Dr Ray Truant, université McMaster
Co-visualisation de la huntingtine et des protéines connexes
dans les cellules striatales vivantes
Nous
savons que le gène de la MH produit une forme mutante de
la protéine huntingtine. Nous savons que cette protéine
anormale se fait diviser en deux fragments et que certains de ces
fragments se regroupent en agrégats protéiques dans
le nucléus de la cellule. Nous croyons que ce processus joue
un rôle dans la destruction de certaines cellules du cerveau
mais n'en connaissons pas exactement le mécanisme. Si seulement
nous pouvions voir la huntingtine mutante à l'action dans
une cellule vivante du cerveau! C'est ce que propose de faire le
Dr Ray Truant.
Le
Dr Truant a réussi à marquer la huntingtine à
l'aide de particules luminescentes de protéines provenant
de méduses afin de les observer dans des cellules vivantes
du cerveau au moyen d'un microscope sophistiqué contrôlé
par un ordinateur. Ainsi, il a pu constater la formation de la huntingtine
mutante, la constitution d'agrégats protéiques et
la mort des cellules, le tout dans l'espace de 24 heures.
Le
Dr Truant veut comprendre comment et pourquoi les fragments de la
huntingtine mutante s'accumulent dans le nucléus de certaines
cérébrales, menant à la mort de certaines seulement
de ces cellules. En utilisant les marqueurs luminescents, il envisage
d'étudier la façon dont la huntingtine entre dans
le nucléus. Il envisage également de marquer la mitochondrie,
soit le centre d'énergie de la cellule, et constater son
comportement durant ce processus, puisque le fonctionnement de la
mitochondrie est affecté par la MH.
Ce
travail peut mener à de nouvelles cibles pour les traitements
qui pourraient aider la huntingtine normale à fonctionner
ou empêcher la huntingtine mutante de le faire.
Dr Martin Lepage, Université McGill
Remémoration et dysfonctionnement fronto- striatal en présence
de la maladie de Huntingon : une édute IRMF
La
perte de mémoire est l'un des nombreux symptômes de
la MH. Les personnes atteintes de la MH n'accèdent pas facilement
aux données stockées dans leur cerveau, ce qui peut
affecter négativement le rendement au travail et l'interaction
sociale. Nous savons que les souvenirs existent, car les personnes
atteintes de la MH ont de bons résultats sur les tests de
reconnaissance.
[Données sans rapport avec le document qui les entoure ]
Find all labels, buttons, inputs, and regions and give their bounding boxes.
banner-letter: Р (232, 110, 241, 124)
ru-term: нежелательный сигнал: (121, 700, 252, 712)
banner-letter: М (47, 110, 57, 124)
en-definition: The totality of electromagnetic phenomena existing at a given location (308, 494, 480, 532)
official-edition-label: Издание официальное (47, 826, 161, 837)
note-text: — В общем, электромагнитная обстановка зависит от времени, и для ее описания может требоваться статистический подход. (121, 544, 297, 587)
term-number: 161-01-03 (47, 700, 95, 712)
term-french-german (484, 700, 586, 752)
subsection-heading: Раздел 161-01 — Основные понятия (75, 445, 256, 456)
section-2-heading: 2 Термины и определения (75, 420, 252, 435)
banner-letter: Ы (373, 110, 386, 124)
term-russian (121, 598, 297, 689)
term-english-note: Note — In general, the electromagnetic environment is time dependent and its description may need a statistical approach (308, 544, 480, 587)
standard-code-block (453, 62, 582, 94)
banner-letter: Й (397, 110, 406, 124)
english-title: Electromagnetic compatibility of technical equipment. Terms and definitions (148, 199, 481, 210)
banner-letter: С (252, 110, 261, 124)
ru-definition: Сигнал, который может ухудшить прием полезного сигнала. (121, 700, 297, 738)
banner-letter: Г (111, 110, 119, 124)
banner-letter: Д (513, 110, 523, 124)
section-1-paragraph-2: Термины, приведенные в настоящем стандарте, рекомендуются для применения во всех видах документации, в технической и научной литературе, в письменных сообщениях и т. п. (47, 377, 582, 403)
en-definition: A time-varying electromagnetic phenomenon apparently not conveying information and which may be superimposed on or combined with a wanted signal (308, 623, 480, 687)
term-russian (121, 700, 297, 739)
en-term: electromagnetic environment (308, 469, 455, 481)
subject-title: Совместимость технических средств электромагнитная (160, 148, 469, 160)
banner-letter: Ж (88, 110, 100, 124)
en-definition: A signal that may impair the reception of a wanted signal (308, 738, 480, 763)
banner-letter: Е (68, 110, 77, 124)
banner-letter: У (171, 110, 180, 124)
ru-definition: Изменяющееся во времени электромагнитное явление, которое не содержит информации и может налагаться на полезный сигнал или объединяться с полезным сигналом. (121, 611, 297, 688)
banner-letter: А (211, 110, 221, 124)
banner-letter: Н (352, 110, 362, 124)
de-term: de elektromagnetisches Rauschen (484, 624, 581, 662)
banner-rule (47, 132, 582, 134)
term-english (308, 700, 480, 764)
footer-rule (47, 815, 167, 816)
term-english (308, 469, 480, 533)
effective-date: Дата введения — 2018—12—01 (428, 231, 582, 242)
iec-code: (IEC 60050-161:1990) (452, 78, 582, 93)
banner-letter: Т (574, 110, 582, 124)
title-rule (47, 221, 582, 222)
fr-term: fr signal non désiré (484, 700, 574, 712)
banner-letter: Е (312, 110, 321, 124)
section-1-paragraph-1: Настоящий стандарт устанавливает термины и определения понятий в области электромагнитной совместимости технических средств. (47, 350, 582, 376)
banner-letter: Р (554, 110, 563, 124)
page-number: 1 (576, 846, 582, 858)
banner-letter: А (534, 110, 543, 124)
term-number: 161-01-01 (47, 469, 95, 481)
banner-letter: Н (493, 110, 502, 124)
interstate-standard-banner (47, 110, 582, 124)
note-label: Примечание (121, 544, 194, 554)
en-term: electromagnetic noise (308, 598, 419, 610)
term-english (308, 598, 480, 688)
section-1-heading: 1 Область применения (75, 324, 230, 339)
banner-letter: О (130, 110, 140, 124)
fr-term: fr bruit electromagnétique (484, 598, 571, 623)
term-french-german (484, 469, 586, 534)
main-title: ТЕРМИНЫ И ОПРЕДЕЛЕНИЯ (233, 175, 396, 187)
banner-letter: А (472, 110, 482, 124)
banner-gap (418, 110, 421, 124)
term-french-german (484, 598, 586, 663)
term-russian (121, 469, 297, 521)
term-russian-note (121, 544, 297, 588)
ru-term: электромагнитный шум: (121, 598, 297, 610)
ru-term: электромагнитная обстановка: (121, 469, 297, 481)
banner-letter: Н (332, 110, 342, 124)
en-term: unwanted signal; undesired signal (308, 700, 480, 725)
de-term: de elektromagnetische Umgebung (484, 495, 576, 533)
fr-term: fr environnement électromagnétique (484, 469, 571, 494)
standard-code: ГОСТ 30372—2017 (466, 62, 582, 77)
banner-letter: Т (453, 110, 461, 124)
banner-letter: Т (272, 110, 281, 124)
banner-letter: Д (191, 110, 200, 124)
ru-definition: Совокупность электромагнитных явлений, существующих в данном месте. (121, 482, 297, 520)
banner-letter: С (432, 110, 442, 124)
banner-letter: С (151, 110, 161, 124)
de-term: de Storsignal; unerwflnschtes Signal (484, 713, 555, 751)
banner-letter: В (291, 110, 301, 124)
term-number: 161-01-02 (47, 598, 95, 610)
Toutefois, ils ont de la difficulté à
rappeler l'information quand ils en ont besoin.
Les
recherches antérieures ont montré que les régions
pré-frontales et sous-corticales du cerveau sont responsables
de la remémoration. Le Dr Lepage espère découvrir
si ce sont bien ces régions qui ne fonctionnement pas adéquatement
lorsque la personne atteinte de la MH essaie d'accéder à
ses souvenirs.
Le
Dr Lepage envisage de comparer 15 personnes saines et 15 personnes
atteintes de la MH. Il utilisera une machine d'imagerie par résonance
magnétique puissante afin de voir quelles régions
du cerveau réagissent (ou ne réagissent pas) lorsque
le sujet effectue des tests de reconnaissance et de remémoration.
En cernant les structures spécifiques dans le cerveau qui
sont responsables de la défaillance de la mémoire
en présence de la maladie de Huntington, le Dr Lepage améliorera
notre compréhension des symptômes cognitifs de la maladie
et fournira aux chercheurs des mesures adéquates de la gravité
de l'atteinte. Au fur et à mesure que de nouveaux médicaments
sont mis au point afin de protéger le cerveau contre les
ravages de la MH, les chercheurs peuvent utiliser ces mesures pour
évaluer le degré de réussite du traitement.